Quatro jovens criadores musicais que chegam para ficar

Cidade das Noites (independente) junta a cantora Anabela, os compositores Edu de Maria e Renato Martins e o poeta Roberto Didio. Anabela e Edu, amantes do samba tradicional, vêm de Campinas, e Renato e Roberto fazem parte do Terreiro Grande, grupo paulistano que, na companhia de Cristina Buarque, ela que é para o samba uma mãe-do-ouro – ente fantástico que, reza a superstição popular, guarda as minas de ouro –, lançou o excelente Cristina Buarque e Terreiro Grande – Ao vivo.
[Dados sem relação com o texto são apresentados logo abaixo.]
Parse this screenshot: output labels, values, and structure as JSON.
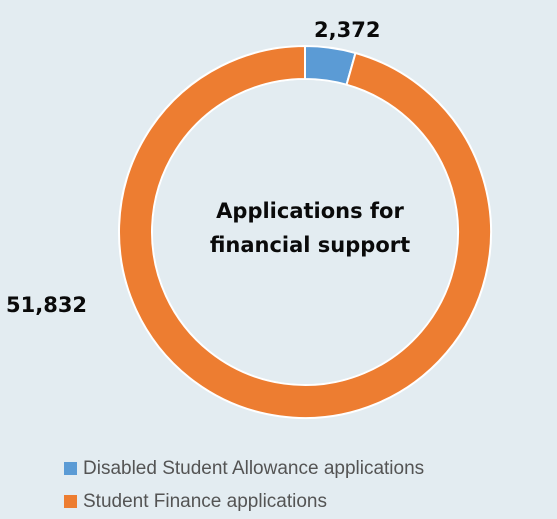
{
  "chart_data": {
    "type": "pie",
    "donut": true,
    "title": "Applications for financial support",
    "title_lines": [
      "Applications for",
      "financial support"
    ],
    "categories": [
      "Disabled Student Allowance applications",
      "Student Finance applications"
    ],
    "values": [
      2372,
      51832
    ],
    "value_labels": [
      "2,372",
      "51,832"
    ],
    "colors": [
      "#5b9bd5",
      "#ed7d31"
    ],
    "legend_position": "bottom-left"
  }
}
Agora os quatro chegam num álbum pleno de homenagens prestadas através de músicas inéditas e inspiradas. Com uma unidade pouco vista em primeiros lançamentos, suas canções, sambas na maioria, reverenciam desde Cristina Buarque e Amélia Rabello até Rosa de Luxemburgo e Carlos Marighella.
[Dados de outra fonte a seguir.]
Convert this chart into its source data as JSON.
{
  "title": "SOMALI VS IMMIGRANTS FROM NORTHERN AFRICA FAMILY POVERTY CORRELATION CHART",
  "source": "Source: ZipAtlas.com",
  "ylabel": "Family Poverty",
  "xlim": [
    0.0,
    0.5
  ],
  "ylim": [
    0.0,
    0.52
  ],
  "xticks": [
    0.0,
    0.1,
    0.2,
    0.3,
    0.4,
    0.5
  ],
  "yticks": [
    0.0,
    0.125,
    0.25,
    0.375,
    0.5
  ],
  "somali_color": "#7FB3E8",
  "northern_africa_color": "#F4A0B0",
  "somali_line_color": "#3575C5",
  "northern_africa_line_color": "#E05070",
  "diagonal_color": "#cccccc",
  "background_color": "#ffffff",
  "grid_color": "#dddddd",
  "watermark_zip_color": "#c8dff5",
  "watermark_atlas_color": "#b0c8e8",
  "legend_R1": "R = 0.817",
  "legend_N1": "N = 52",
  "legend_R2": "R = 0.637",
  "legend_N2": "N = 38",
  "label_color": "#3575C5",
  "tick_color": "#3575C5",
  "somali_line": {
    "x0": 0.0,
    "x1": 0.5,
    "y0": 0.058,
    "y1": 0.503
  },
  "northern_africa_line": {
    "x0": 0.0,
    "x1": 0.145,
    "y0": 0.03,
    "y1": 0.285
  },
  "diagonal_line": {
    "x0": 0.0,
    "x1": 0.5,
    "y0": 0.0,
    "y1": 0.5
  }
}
À Cristina, a homenagem vem em dois momentos: “Cemitério dos Pássaros” (Renato Martins e Roberto Didio), cujos versos cantados pela homenageada remetem à ilha de Paquetá, pequeno paraíso (ainda será?) encravado na baía de Guanabara; e “Samba da Escuridão” (Renato Martins, Tuco e Roberto Didio), pequena obra-prima que permite a Cristina, junto a Anabela, cantar emocionadamente belos versos emoldurados por harmonia criada em tom menor, traduzidos em linda melodia. O grande momento do CD.

A Marighella, fundador da ALN (Ação Libertadora Nacional), morto pelas forças de repressão, em São Paulo, no dia 4 de novembro de 1969, Renato Martins e Roberto Didio dedicaram a faixa que encerra o CD, “Nome, Sobrenome e Codinome” (título que no encarte se sobrepõe a uma foto da lápide do “inimigo número 1 da ditadura”, onde se lê: “Não tive tempo para ter medo”), um samba que durante seus mais de sete minutos de duração nomeia muitos dos que, como Marighella, pegaram em armas contra a ditadura militar.
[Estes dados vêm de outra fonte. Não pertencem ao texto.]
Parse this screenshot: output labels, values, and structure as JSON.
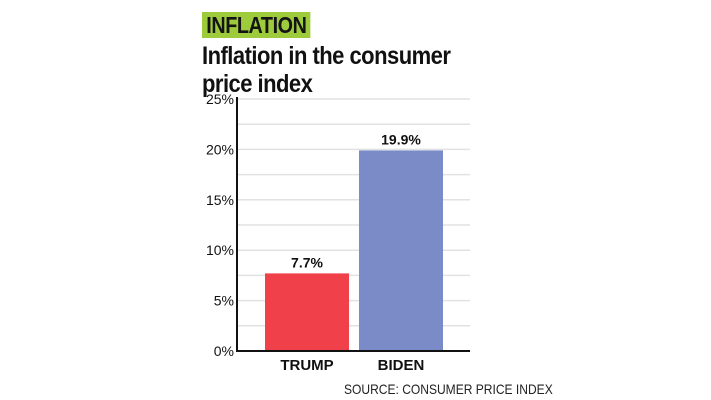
{
  "header": {
    "badge": "INFLATION",
    "title": "Inflation in the consumer price index"
  },
  "footer": {
    "source": "SOURCE: CONSUMER PRICE INDEX"
  },
  "chart_data": {
    "type": "bar",
    "title": "Inflation in the consumer price index",
    "categories": [
      "TRUMP",
      "BIDEN"
    ],
    "values": [
      7.7,
      19.9
    ],
    "data_labels": [
      "7.7%",
      "19.9%"
    ],
    "colors": [
      "#f0404a",
      "#7b8bc7"
    ],
    "xlabel": "",
    "ylabel": "",
    "ylim": [
      0,
      25
    ],
    "yticks": [
      0,
      5,
      10,
      15,
      20,
      25
    ],
    "ytick_labels": [
      "0%",
      "5%",
      "10%",
      "15%",
      "20%",
      "25%"
    ],
    "gridlines": [
      2.5,
      5,
      7.5,
      10,
      12.5,
      15,
      17.5,
      20,
      22.5,
      25
    ],
    "grid": true,
    "legend": "none",
    "source": "SOURCE: CONSUMER PRICE INDEX"
  }
}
Mas a maior homenageada do disco é, sem dúvida, Anabela. Seus companheiros criaram sambas, canções e valsas que soam como tributo àquela que, com voz doce e afinada, decidida e emocionada, lhes serve de grande intérprete. Ao fazerem canções impregnadas de tradição, as melodias e as harmonias a cargo de Edu de Maria (também violão e arranjos) e Renato Martins (também cavaquinho e arranjos) surpreendem pela contemporaneidade, combinação que dá ao trabalho um som de benfazeja inovação. Os versos criados por Roberto Didio são belos, como ardorosas são suas emoções afloradas em rimas bem expressas em palavras que fogem da mesmice.

Os arranjos, plenos de violões de seis e sete cordas, flugelhorn, clarone, flautas, cavaquinho, clarinete, violinos, viola, cello, tamborim, surdo, pandeiro, piano, sanfona e bandolim, criam atmosfera que brinda o futuro tirando o chapéu ao passado. Capacidade atestada pelo som amador – no sentido que expressa mais os que amam do que os iniciantes – presente em cada uma das 13 faixas deste ótimo Cidade das Noites. Trabalho em que cada música fala por si e, ao mesmo tempo, por todos os seus quatro jovens criadores.